I attended David Gordon’s Uncivil Wars last night. It was interesting to finally see the play which was supposed to serve as an inspiration/jumping off point for our group performance in the gallery after the fact. It probably would have been detrimental to our creative process had we seen the play prior brainstorming for our own piece, possibly making us feel obliged to create something too similar.
There were a couple of elements that really stood out in Uncivil Wars breaking the codes of convention followed by most plays I’ve seen. The most obvious was the complete lack of “fourth wall”. The characters address the audience directly, look right at us and introduce themselves, and deliver dialogue out to the audience rather than to eachother. There is no pretense that the scenes are taking place naturaly in the real world, but instead acknowledges the fact that it is a play. The actors play actors playing characters. The narrator,(Brecht), makes references to the play itself and even has the actors repeat the first scene as if she/he is a director conducting a rehearsal.

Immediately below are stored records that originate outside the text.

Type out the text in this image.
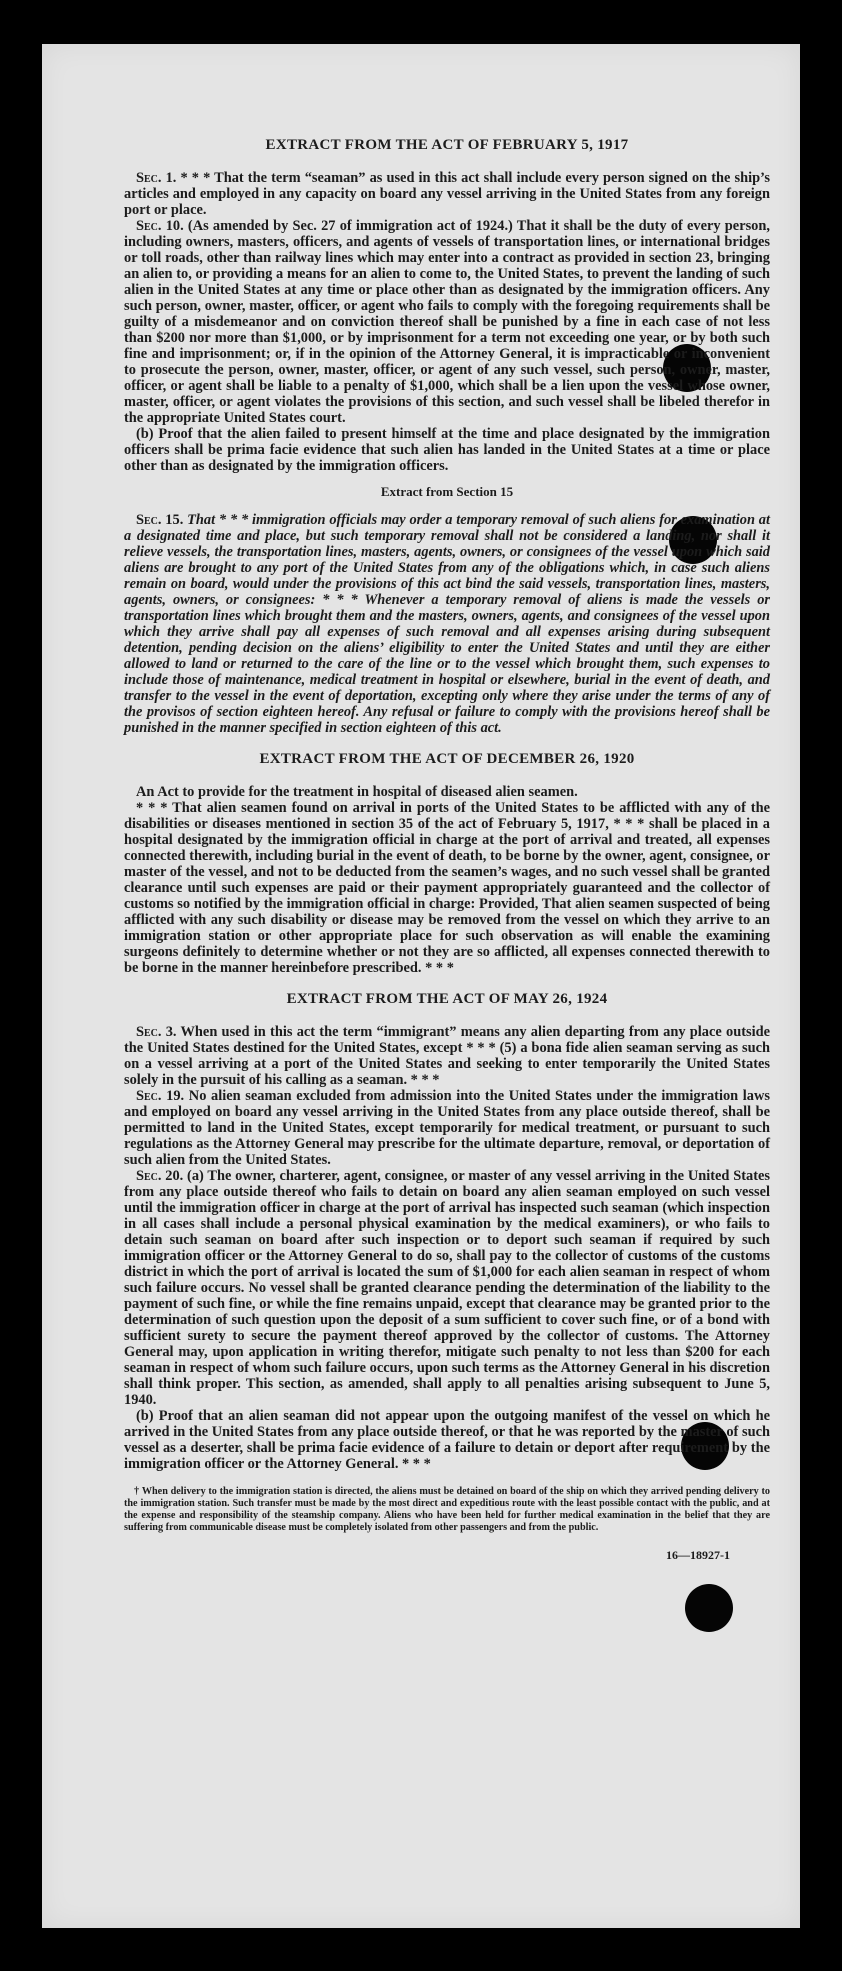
EXTRACT FROM THE ACT OF FEBRUARY 5, 1917

Sec. 1. * * * That the term “seaman” as used in this act shall include every person signed on the ship’s articles and employed in any capacity on board any vessel arriving in the United States from any foreign port or place.

Sec. 10. (As amended by Sec. 27 of immigration act of 1924.) That it shall be the duty of every person, including owners, masters, officers, and agents of vessels of transportation lines, or international bridges or toll roads, other than railway lines which may enter into a contract as provided in section 23, bringing an alien to, or providing a means for an alien to come to, the United States, to prevent the landing of such alien in the United States at any time or place other than as designated by the immigration officers. Any such person, owner, master, officer, or agent who fails to comply with the foregoing requirements shall be guilty of a misdemeanor and on conviction thereof shall be punished by a fine in each case of not less than $200 nor more than $1,000, or by imprisonment for a term not exceeding one year, or by both such fine and imprisonment; or, if in the opinion of the Attorney General, it is impracticable or inconvenient to prosecute the person, owner, master, officer, or agent of any such vessel, such person, owner, master, officer, or agent shall be liable to a penalty of $1,000, which shall be a lien upon the vessel whose owner, master, officer, or agent violates the provisions of this section, and such vessel shall be libeled therefor in the appropriate United States court.

(b) Proof that the alien failed to present himself at the time and place designated by the immigration officers shall be prima facie evidence that such alien has landed in the United States at a time or place other than as designated by the immigration officers.

Extract from Section 15

Sec. 15. That * * * immigration officials may order a temporary removal of such aliens for examination at a designated time and place, but such temporary removal shall not be considered a landing, nor shall it relieve vessels, the transportation lines, masters, agents, owners, or consignees of the vessel upon which said aliens are brought to any port of the United States from any of the obligations which, in case such aliens remain on board, would under the provisions of this act bind the said vessels, transportation lines, masters, agents, owners, or consignees: * * * Whenever a temporary removal of aliens is made the vessels or transportation lines which brought them and the masters, owners, agents, and consignees of the vessel upon which they arrive shall pay all expenses of such removal and all expenses arising during subsequent detention, pending decision on the aliens’ eligibility to enter the United States and until they are either allowed to land or returned to the care of the line or to the vessel which brought them, such expenses to include those of maintenance, medical treatment in hospital or elsewhere, burial in the event of death, and transfer to the vessel in the event of deportation, excepting only where they arise under the terms of any of the provisos of section eighteen hereof. Any refusal or failure to comply with the provisions hereof shall be punished in the manner specified in section eighteen of this act.

EXTRACT FROM THE ACT OF DECEMBER 26, 1920

An Act to provide for the treatment in hospital of diseased alien seamen.

* * * That alien seamen found on arrival in ports of the United States to be afflicted with any of the disabilities or diseases mentioned in section 35 of the act of February 5, 1917, * * * shall be placed in a hospital designated by the immigration official in charge at the port of arrival and treated, all expenses connected therewith, including burial in the event of death, to be borne by the owner, agent, consignee, or master of the vessel, and not to be deducted from the seamen’s wages, and no such vessel shall be granted clearance until such expenses are paid or their payment appropriately guaranteed and the collector of customs so notified by the immigration official in charge: Provided, That alien seamen suspected of being afflicted with any such disability or disease may be removed from the vessel on which they arrive to an immigration station or other appropriate place for such observation as will enable the examining surgeons definitely to determine whether or not they are so afflicted, all expenses connected therewith to be borne in the manner hereinbefore prescribed. * * *

EXTRACT FROM THE ACT OF MAY 26, 1924

Sec. 3. When used in this act the term “immigrant” means any alien departing from any place outside the United States destined for the United States, except * * * (5) a bona fide alien seaman serving as such on a vessel arriving at a port of the United States and seeking to enter temporarily the United States solely in the pursuit of his calling as a seaman. * * *

Sec. 19. No alien seaman excluded from admission into the United States under the immigration laws and employed on board any vessel arriving in the United States from any place outside thereof, shall be permitted to land in the United States, except temporarily for medical treatment, or pursuant to such regulations as the Attorney General may prescribe for the ultimate departure, removal, or deportation of such alien from the United States.

Sec. 20. (a) The owner, charterer, agent, consignee, or master of any vessel arriving in the United States from any place outside thereof who fails to detain on board any alien seaman employed on such vessel until the immigration officer in charge at the port of arrival has inspected such seaman (which inspection in all cases shall include a personal physical examination by the medical examiners), or who fails to detain such seaman on board after such inspection or to deport such seaman if required by such immigration officer or the Attorney General to do so, shall pay to the collector of customs of the customs district in which the port of arrival is located the sum of $1,000 for each alien seaman in respect of whom such failure occurs. No vessel shall be granted clearance pending the determination of the liability to the payment of such fine, or while the fine remains unpaid, except that clearance may be granted prior to the determination of such question upon the deposit of a sum sufficient to cover such fine, or of a bond with sufficient surety to secure the payment thereof approved by the collector of customs. The Attorney General may, upon application in writing therefor, mitigate such penalty to not less than $200 for each seaman in respect of whom such failure occurs, upon such terms as the Attorney General in his discretion shall think proper. This section, as amended, shall apply to all penalties arising subsequent to June 5, 1940.

(b) Proof that an alien seaman did not appear upon the outgoing manifest of the vessel on which he arrived in the United States from any place outside thereof, or that he was reported by the master of such vessel as a deserter, shall be prima facie evidence of a failure to detain or deport after requirement by the immigration officer or the Attorney General. * * *

† When delivery to the immigration station is directed, the aliens must be detained on board of the ship on which they arrived pending delivery to the immigration station. Such transfer must be made by the most direct and expeditious route with the least possible contact with the public, and at the expense and responsibility of the steamship company. Aliens who have been held for further medical examination in the belief that they are suffering from communicable disease must be completely isolated from other passengers and from the public.

16—18927-1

The play also had an overall very minimalist quality to it. The set consisted of a couple stepladders, chairs,table, and a coat rack; however these props were used very dynamically and became part of the choreography and movement of the characters. Every characters costume consisted of a black jumpsuit, the shoes they probably wear in real life, and a hat, wig, or some other accesory. Because the actors each played multiple roles, hats, wigs, point/flat headpieces, served to distinguish one character from another played by the same actor. Actors also changed the tone of their voice and mannerisms to distinguish characters.
Besides these minimalistic props there were a couple video moniters on the set. The mostly would show the title of the scene or song, usually in german, and displayed the court-notes during the trial scene. I thought the play could have done without these TV screens. I found them to be distracting, especially since the court-notes being shown were often out of sync with the actual dialogue. They also seemed out of place in a play that supposedly took place before the invention of such technology.
Overall the dialogue was very cleverly written, mostly taking the form of rhyming verse, sometimes blurring the line or transitioning between spoken and sung. The stomping/clapping/marching dance pieces were also very tightly choreographed but a little bit lulling after awhile.